Dias depois a passar os olhos por blogs vi no papilles et pupilles, umas uvas, envoltas em creme de queijo fresco e cobertas com sementes de papoila. Foi aí que fui “roubar” a ideia, e o mais que fiz foi usar o abacate no lugar das uvas.

Descasquei o abacate e cobri-o com queijo Philadelphia. Levei ao frio para consolidar e depois colei umas sementes de sésamo preto (que antes tostara) no queijo. Cortei em fatias e comi. Fiquei contente com os sabores, o queijo combina bem com o abacate, mas é complicado dar “aquilo” um aspecto decente…

4.9.07

Pasta

Um destes dias, estava eu a ver O Sentido do Gosto, excelente programa do José Bento dos Santos na RTP, quando fui agitado por dentro, ao vê-lo preparar massa como se fosse um risotto.

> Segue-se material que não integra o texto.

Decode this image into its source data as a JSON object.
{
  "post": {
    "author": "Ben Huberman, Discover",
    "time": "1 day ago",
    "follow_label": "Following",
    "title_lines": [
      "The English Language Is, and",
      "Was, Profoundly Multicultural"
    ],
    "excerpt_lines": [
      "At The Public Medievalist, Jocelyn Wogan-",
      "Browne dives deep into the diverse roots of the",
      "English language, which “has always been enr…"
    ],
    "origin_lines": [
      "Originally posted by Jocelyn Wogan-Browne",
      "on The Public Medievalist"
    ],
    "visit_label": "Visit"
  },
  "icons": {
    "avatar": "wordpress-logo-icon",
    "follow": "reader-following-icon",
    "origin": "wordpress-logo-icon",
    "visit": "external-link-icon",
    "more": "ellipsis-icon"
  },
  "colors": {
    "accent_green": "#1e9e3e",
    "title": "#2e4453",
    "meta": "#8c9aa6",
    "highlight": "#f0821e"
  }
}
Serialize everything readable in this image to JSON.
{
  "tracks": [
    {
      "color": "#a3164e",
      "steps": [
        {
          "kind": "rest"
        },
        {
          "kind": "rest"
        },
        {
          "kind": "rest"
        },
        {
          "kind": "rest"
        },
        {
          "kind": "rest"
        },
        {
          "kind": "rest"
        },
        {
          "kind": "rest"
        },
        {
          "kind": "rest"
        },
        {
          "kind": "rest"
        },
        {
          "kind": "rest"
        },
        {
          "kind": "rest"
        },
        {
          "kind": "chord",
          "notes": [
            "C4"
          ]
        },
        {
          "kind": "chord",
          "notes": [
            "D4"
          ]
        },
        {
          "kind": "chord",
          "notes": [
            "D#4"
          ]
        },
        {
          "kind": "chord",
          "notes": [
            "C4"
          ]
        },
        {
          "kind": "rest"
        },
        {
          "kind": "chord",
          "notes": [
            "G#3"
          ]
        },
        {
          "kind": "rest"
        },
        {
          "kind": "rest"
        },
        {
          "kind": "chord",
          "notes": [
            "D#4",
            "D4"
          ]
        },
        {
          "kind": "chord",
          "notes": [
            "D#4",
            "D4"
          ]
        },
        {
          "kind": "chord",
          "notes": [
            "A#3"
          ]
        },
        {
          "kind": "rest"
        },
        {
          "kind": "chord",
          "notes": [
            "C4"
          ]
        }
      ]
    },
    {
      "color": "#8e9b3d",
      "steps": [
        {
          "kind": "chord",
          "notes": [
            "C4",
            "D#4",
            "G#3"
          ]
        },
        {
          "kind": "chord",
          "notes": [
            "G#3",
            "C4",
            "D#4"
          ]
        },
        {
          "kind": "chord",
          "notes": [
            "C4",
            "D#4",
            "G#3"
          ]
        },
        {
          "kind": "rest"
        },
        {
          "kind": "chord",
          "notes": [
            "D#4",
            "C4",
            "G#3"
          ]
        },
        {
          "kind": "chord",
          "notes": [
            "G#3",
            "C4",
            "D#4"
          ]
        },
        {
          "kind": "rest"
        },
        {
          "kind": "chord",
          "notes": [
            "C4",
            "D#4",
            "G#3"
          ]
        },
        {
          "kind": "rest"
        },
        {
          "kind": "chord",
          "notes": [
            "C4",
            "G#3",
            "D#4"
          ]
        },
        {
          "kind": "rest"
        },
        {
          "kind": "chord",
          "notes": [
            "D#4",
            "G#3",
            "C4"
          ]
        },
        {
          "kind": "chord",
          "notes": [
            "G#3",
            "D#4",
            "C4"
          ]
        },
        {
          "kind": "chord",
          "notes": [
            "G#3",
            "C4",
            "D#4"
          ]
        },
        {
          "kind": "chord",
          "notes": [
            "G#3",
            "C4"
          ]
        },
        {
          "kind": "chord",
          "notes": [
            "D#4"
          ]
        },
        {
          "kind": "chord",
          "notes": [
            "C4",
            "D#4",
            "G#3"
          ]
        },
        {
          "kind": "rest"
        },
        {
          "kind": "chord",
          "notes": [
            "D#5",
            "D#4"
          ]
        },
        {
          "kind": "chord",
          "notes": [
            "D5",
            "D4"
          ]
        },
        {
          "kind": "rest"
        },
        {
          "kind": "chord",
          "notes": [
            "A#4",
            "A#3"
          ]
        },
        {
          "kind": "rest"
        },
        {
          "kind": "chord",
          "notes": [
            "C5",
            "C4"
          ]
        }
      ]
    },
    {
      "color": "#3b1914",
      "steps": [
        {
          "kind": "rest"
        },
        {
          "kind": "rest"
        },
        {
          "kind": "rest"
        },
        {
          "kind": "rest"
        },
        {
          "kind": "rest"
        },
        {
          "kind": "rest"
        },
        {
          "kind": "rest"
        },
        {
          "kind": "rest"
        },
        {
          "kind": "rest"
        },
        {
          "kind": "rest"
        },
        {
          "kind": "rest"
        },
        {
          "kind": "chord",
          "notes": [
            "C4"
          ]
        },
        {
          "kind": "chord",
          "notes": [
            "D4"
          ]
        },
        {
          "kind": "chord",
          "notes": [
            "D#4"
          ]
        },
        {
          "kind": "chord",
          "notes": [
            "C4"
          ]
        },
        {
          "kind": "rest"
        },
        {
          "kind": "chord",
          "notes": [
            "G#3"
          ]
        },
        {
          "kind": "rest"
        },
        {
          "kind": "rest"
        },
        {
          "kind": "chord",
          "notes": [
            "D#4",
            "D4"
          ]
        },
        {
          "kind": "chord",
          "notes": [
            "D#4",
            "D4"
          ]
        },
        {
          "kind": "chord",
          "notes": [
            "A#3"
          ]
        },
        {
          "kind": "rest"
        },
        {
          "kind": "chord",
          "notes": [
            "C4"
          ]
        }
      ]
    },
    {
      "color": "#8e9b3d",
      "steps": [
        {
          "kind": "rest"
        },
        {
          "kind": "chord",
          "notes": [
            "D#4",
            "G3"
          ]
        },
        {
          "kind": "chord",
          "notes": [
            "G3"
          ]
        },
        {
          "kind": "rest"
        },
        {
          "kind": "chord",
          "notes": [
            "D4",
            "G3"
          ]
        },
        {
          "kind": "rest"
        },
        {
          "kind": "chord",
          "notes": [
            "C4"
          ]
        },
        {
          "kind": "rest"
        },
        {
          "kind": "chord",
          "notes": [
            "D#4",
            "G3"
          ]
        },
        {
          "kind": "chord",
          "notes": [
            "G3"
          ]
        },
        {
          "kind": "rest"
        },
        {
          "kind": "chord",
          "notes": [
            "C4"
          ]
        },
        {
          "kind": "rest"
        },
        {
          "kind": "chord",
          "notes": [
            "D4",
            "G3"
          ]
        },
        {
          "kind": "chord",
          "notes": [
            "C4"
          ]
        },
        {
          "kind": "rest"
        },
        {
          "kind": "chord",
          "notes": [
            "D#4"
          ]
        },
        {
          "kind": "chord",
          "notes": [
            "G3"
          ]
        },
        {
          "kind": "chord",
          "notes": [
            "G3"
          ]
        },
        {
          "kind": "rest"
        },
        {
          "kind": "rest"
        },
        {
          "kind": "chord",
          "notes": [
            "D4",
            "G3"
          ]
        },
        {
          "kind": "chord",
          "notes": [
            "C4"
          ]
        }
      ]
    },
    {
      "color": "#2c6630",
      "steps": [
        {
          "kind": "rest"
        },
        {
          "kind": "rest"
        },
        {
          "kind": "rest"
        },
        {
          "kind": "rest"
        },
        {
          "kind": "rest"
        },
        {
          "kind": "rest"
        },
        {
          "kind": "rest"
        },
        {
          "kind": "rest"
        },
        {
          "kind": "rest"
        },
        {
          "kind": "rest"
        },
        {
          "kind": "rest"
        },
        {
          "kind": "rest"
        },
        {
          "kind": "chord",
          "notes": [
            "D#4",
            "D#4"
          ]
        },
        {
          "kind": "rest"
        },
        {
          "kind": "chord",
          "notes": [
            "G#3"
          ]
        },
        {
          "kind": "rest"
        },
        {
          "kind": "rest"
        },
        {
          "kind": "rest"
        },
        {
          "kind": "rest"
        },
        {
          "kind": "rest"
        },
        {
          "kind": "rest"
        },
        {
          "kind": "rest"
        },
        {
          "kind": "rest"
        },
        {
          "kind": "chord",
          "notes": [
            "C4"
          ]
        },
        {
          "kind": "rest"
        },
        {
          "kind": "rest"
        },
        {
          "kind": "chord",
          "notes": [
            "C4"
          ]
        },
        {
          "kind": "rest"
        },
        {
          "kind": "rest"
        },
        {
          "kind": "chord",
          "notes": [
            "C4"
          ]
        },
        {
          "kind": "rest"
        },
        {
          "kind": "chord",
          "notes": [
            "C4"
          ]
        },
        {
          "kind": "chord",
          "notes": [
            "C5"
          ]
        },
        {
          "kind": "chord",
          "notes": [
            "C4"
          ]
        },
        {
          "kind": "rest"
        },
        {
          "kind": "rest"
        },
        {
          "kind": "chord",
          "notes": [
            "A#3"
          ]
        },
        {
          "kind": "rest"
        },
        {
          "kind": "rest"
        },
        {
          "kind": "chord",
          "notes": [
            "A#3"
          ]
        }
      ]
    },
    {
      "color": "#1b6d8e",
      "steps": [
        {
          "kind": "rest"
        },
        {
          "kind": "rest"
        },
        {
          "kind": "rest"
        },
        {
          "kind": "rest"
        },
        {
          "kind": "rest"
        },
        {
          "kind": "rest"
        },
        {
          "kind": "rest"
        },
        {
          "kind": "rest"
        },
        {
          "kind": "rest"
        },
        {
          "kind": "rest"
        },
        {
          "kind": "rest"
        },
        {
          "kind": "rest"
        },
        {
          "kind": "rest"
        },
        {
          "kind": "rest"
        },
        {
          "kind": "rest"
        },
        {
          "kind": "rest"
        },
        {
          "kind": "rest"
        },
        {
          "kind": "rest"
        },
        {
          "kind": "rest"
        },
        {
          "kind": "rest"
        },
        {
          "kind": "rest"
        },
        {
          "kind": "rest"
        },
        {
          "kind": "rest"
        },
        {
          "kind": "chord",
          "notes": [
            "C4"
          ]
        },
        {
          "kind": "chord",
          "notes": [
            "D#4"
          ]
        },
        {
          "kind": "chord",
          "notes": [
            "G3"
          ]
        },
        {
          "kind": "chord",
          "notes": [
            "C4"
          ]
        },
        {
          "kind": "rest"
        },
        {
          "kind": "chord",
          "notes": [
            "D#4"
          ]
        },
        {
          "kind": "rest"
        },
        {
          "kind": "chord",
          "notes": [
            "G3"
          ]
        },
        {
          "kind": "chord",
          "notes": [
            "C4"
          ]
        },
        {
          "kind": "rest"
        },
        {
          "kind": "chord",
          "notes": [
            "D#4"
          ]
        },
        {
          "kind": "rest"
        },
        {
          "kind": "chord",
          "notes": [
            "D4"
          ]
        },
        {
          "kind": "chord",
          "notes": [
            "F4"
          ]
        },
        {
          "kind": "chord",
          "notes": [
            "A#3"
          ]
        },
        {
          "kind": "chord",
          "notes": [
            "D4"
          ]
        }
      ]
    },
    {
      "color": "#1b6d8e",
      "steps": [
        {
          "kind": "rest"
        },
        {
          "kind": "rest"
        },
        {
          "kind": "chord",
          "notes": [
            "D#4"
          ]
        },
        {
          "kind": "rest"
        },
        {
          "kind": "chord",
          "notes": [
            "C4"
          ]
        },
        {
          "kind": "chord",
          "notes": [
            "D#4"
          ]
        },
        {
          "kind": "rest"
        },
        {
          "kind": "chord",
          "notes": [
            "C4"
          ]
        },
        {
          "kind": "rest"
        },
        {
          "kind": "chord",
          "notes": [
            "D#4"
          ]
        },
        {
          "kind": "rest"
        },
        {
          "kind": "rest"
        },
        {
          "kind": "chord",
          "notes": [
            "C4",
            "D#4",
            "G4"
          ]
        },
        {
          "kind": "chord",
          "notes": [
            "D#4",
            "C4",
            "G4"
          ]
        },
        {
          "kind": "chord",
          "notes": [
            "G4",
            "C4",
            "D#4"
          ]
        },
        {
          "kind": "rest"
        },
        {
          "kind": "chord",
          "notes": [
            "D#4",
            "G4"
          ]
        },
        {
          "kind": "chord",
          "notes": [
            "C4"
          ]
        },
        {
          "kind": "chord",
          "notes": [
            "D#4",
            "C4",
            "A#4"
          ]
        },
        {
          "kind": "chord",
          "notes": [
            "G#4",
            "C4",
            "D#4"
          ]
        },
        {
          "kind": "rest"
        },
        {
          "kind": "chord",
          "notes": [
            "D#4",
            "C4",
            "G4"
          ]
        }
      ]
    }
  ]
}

Isto é, envolver a dita no azeite (ou manteiga) quente e continuar o prato, deitando golinhos de água ou caldo quente e mexendo sempre, até estar pronto. Nunca imaginara que se podia cozinhar massa assim. Poucos dias depois, experimentei com massa de pevide, que costumo preparar como se faz o arroz de tomate, à maneira dos gregos. Levei azeite ao lume, juntei-lhe uma cebola picada e um dente de alho, deixei refogar um pouco, deitei uma chávena de massa, envolvi bem no azeite até começar com aquele barulhinho de quem está a pedir qualquer coisa, ou então queima. Nessa altura, juntei meia chávena de vinho branco, voltei a mexer e quando já quase não havia líquido, deitei dois tomates picados, sem peles nem pevides. A partir daí, fui adicionando conchas de água a ferver ( ½ litro ) até a massa estar cozida. No final salpiquei com orégãos e uma colher de sopa de parmesão. Acho que não é preciso dizer mais nada, que só de escrever já fiquei com fome. Ontem fiz o mesmo com outra massa – cappelletti – e cogumelos. Antes de começar a cozinhar a massa, salteei os cogumelos – usei uns brauner - partidos em quatro, temperados com alho picado e uma pitada de sal. Para a massa, fiz como na descrição anterior, mas usei caldo de frango em vez da água e os cogumelos no lugar do tomate. No final, juntei uns cubos de queijo de ovelha meio curado, que amoleceram com o calor e deram por isso um toque interessante, mas para a próxima junto umas raspas finas de manchego. Not bad!